Gli scontri tra peshmerga e  miliziani dell’Isis si susseguono con forti perdite da ambo le parti, accompagnati da attacchi missilistici, incursioni con armi pesanti, attentati con autobombe e le forze a presidio della diga hanno denunciato come la situazione sia resa ancora più difficile a causa del  sostegno di cui  gode l’Isis tra la popolazione locale.

Sempre di più sarebbe ora di far sapere al governo che il “pacifismo” non è un vizio arcaico della defunta sinistra o di anime belle radicali e minoritarie, e nemmeno il manifestarsi di antiquati e codardi disfattismi o gli esiti di malintesi sensi di colpa occidentali.  Che quella del governo è una scelta irresponsabile e irragionevole anche se si trattasse semplicemente di una pacifica operazione di “accompagnamento” dell’attività di un’azienda italiana.

Non è la prima volta che succede, anzi, abbiamo a disposizione un caso di studio significativo, sia pure di scala, quello della missione di due fucilieri italiani per scortare una nave privata, incaricati di difenderla da supposte azioni di pirateria.
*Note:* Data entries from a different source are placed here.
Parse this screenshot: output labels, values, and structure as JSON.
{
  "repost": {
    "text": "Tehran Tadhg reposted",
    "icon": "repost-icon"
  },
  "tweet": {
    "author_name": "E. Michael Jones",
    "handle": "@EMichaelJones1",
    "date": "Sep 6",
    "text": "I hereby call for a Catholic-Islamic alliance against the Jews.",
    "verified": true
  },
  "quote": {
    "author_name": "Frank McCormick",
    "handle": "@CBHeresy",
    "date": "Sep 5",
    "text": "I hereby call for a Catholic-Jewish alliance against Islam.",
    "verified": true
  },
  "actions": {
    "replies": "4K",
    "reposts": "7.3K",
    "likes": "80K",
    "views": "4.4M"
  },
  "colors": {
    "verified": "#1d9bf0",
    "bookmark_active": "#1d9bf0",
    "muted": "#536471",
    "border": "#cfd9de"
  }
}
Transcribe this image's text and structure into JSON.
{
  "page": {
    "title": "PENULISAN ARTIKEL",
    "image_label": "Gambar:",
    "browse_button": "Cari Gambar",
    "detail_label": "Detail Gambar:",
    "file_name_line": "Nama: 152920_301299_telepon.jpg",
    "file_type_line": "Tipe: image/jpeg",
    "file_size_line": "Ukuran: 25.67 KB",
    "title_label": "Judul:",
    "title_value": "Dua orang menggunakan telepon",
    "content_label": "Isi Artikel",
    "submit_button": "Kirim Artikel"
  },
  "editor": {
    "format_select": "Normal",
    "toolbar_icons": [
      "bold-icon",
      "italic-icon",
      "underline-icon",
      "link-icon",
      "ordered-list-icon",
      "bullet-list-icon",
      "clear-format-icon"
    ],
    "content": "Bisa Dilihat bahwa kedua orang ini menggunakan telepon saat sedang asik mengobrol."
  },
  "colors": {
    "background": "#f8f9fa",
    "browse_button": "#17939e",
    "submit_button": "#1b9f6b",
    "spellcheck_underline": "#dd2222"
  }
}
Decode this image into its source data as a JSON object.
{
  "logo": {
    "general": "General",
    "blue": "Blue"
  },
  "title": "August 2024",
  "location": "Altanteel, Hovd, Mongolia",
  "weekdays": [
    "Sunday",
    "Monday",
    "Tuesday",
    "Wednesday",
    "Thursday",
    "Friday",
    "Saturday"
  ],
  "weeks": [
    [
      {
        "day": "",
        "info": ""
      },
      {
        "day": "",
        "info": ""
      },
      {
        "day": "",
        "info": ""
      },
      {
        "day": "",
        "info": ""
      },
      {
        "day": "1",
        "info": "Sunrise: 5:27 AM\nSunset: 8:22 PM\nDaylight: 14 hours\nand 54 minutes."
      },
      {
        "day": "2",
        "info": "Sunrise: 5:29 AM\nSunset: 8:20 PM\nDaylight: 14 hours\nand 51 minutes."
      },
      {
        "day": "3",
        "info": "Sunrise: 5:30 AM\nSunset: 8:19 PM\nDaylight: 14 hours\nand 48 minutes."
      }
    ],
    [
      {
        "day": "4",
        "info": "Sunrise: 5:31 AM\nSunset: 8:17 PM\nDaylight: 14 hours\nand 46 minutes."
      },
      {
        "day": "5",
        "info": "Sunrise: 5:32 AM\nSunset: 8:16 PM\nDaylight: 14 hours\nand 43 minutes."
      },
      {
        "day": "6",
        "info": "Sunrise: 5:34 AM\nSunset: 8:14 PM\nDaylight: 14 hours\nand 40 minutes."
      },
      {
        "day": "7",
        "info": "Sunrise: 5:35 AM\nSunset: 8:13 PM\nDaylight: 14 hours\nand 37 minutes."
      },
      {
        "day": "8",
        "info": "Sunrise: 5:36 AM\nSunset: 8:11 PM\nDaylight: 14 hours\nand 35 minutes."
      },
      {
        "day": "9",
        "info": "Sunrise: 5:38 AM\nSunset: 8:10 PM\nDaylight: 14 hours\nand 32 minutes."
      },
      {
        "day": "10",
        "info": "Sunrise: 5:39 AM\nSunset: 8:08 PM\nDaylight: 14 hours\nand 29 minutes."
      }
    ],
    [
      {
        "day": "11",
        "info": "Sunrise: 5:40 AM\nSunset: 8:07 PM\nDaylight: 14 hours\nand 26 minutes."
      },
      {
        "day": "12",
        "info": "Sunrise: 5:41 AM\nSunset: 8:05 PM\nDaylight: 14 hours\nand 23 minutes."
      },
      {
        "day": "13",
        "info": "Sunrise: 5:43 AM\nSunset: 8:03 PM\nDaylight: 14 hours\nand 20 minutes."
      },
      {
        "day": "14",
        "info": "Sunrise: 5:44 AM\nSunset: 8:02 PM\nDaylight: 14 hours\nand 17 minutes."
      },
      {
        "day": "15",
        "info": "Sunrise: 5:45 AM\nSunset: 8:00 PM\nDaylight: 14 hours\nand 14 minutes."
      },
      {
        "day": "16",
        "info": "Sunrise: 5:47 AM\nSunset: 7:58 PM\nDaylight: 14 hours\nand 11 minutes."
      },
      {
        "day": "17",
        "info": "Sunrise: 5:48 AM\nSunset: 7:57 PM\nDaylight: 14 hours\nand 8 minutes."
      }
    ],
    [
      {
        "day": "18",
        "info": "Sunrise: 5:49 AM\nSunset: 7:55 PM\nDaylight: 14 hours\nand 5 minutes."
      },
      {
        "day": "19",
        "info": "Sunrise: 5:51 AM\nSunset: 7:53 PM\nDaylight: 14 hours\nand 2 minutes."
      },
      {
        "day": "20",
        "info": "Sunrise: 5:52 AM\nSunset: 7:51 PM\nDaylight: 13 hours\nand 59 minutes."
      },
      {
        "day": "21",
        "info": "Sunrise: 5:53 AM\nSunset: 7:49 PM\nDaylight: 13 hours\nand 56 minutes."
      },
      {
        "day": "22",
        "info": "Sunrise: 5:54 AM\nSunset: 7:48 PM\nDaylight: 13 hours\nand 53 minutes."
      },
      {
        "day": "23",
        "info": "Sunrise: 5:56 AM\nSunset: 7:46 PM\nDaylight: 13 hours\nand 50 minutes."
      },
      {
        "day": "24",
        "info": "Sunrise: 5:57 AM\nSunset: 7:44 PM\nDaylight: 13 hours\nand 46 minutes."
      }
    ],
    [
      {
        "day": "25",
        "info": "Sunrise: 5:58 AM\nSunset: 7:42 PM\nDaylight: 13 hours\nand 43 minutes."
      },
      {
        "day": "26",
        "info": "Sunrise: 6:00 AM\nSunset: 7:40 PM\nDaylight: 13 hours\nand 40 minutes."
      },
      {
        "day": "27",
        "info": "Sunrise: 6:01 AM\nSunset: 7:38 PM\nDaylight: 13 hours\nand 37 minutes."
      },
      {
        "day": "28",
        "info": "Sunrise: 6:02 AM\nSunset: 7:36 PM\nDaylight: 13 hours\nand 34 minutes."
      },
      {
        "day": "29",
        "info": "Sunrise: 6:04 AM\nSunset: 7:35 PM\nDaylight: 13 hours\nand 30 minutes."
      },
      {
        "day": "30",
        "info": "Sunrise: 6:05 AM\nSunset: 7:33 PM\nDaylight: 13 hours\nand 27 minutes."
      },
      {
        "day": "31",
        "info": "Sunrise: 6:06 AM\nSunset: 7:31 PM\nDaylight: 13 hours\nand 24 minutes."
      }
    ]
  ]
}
Una missione mai autorizzata dal Parlamento, che avrebbe dovuto applicare delle regole di ingaggio delle quali non si è saputo mai nulla se non una generica indicazione del ministero della Difesa su eventuali misure di protezione, mai tradotte in progetti legislativi o provvedimenti da presentare alle commissioni competenti per l’approvazione. Senza entrare nel merito di colpe e reati dei due, una colpa e un reato a monte ci sono, quelli di essere talmente soggiogati dall’ideologia della bontà del privato, della necessità di ubbidire alle leggi, sì, ma del profitto, da impiegare i militari in servizi ai comandi di imprese, aziende, armatori. Ed è per questo che tre governi, una ministra europea rivendicata come un formidabile successo diplomatico, una ministra della Difesa posseduta da ossessioni belliche, capi dello Stato – tra l’altro capo delle Forze Armate – e poi inviati dai tripli cognomi, feluche, studi legali, mediatori, non ne vengono a capo, a dimostrazione che uno Stato defraudato di sovranità, in favore di poteri “proprietari”, diventa irrilevante, politicamente e istituzionalmente.

E che l’autorità e l’autorevolezza non si conquistano mettendosi in divisa, alzando in volo aerei taroccati, schierando eserciti telecomandati da lontano, come nei giochi di guerra, nei quali il sangue non è salsa di pomodoro e la morte non è un effetto speciale.